Bagikan:

DENPASAR - Tiga perempuan Warga Negara Asing (WNA) asal Uganda dan Rusia ditangkap oleh petugas Kantor Imigrasi Kelas I TPI Denpasar, Bali.

Dua WNA berasal dari Uganda berinisial RKN dan FN, satu WNA lainnya berkewarganegaraan Rusia berinisial IT. Mereka ditangkap oleh petugas imigrasi karena menjadi pekerja seks komersial (PSK) di Bali.

"Mereka terbukti melakukan pekerjaan seks komersial di Bali," kata Kepala Kantor Wilayah Kemenkumham Bali, Pramella Yunidar Pasaribu, Selasa, 27 Agustus.

Ketiga WNA ini memasang tarif 400 dolar Amerika Serikat (AS) per jam atau sekitar Rp6,2 juta untuk para pelanggannya dan untuk para pelanggannya bisa Warga Negara Indonesia (WNI) dan juga WNA.
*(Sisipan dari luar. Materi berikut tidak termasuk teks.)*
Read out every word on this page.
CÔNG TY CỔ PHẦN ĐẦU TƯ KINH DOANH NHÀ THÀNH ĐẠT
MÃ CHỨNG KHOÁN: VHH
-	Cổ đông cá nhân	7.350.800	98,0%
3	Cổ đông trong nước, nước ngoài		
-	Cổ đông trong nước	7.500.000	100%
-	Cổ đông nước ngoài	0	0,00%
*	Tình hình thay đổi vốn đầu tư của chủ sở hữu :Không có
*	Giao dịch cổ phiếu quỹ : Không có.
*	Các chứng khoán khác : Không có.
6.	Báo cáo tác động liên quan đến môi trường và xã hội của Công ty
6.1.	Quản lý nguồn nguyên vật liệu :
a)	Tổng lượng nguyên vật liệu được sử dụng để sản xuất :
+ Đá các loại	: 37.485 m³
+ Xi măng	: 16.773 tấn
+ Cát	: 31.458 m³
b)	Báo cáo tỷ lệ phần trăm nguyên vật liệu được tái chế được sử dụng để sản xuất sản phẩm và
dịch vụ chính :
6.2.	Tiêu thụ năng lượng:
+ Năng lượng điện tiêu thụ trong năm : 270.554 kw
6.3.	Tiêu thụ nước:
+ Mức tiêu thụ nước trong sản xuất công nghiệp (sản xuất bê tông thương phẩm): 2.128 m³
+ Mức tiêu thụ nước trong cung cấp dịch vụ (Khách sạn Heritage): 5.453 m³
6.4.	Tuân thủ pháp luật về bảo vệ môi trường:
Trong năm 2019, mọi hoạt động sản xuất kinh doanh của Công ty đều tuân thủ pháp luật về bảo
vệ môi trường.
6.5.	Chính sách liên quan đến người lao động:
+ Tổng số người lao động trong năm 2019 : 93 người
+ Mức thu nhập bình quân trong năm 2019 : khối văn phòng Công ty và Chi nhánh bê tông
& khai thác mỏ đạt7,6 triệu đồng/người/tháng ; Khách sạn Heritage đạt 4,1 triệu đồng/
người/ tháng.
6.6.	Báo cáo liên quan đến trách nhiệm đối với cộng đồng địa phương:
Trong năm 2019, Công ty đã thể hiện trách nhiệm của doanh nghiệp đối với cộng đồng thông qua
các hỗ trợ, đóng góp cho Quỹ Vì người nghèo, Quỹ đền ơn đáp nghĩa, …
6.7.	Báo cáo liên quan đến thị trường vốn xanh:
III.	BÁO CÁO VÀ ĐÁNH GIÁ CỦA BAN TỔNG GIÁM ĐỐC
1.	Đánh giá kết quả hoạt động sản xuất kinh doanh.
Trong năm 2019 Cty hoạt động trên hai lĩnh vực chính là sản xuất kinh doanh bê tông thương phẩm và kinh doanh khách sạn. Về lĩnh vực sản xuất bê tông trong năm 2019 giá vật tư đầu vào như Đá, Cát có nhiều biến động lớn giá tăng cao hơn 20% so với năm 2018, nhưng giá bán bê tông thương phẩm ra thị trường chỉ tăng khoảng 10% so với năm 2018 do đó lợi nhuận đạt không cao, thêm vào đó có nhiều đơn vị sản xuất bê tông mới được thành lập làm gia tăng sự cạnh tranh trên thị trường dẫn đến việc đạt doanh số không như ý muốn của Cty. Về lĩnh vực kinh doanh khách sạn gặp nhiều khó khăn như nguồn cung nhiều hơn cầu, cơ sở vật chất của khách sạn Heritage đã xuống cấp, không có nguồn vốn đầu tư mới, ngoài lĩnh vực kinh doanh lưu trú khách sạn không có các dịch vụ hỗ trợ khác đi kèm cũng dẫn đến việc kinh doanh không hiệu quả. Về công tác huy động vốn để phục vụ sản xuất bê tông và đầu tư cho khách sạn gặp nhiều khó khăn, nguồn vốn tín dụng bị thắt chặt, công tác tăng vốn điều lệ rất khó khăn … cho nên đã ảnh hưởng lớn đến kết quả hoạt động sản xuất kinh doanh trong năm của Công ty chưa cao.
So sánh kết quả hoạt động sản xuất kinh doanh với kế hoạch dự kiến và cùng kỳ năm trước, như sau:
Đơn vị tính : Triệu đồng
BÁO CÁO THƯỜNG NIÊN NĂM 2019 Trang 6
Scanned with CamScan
"Mereka berkegiatan sebagai PSK tentu saja tidak bisa dibatasi, bisa orang Indonesia bisa saja orang asing," ujarnya.

Sementara itu, Kepala Kantor Imigrasi Denpasar, Ridha Sah Putra, mengatakan ketiga warga asing ini bekerja sebagai PSK dengan penawaran melalui media sosial.

"Kami temukan ada beberapa link yang di situ terdapat beberapa wanita dari berbagai negara. Link-nya sepertinya dikelola secara internasional, sehingga dari hasil pengamatan tersebut ada beberapa agen atau  petugas kita  yang melakukan penyamaran dan hingga diketahui mereka memiliki tarif 400 USD per jam," ujarnya.

Dalam penangkapan, petugas juga menemukan alat kontrasepsi/kondom pakaian dalam, dan uang sebesar 200 USD yang diduga digunakan uang jasa PSK.

Uang tersebut diketahui merupakan milik informan yang memesan jasa PSK melalui situs online sebagai bagian dari operasi penangkapan.

"Sementara kami temukan memang hanya bekerja sebagai PSK, tidak temukan konten pornografi dan mereka berkomunikasi menggunakan whatsapp tapi menggunakan nomor luar negeri," ujarnya.

Kantor Imigrasi Kelas I TPI Denpasar akan mengambil tindakan administratif keimigrasian terhadap ketiga WNA itu dengan deportasi dan penangkalan, sesuai dengan Pasal 75 ayat (1) Undang-Undang Nomor 6 Tahun 2011 tentang Keimigrasian. Langkah ini diambil sebagai bentuk komitmen untuk menjaga keamanan dan ketertiban umum di Bali.

"Keberhasilan operasi ini semakin memperkuat komitmen kami untuk terus melakukan pengawasan ketat terhadap keberadaan WNA di Bali. Kami akan memanfaatkan teknologi dan media sosial dalam pengawasan untuk memastikan bahwa hanya WNA yang berkontribusi positif bagi masyarakat yang diperbolehkan tinggal di Indonesia," ujarnya.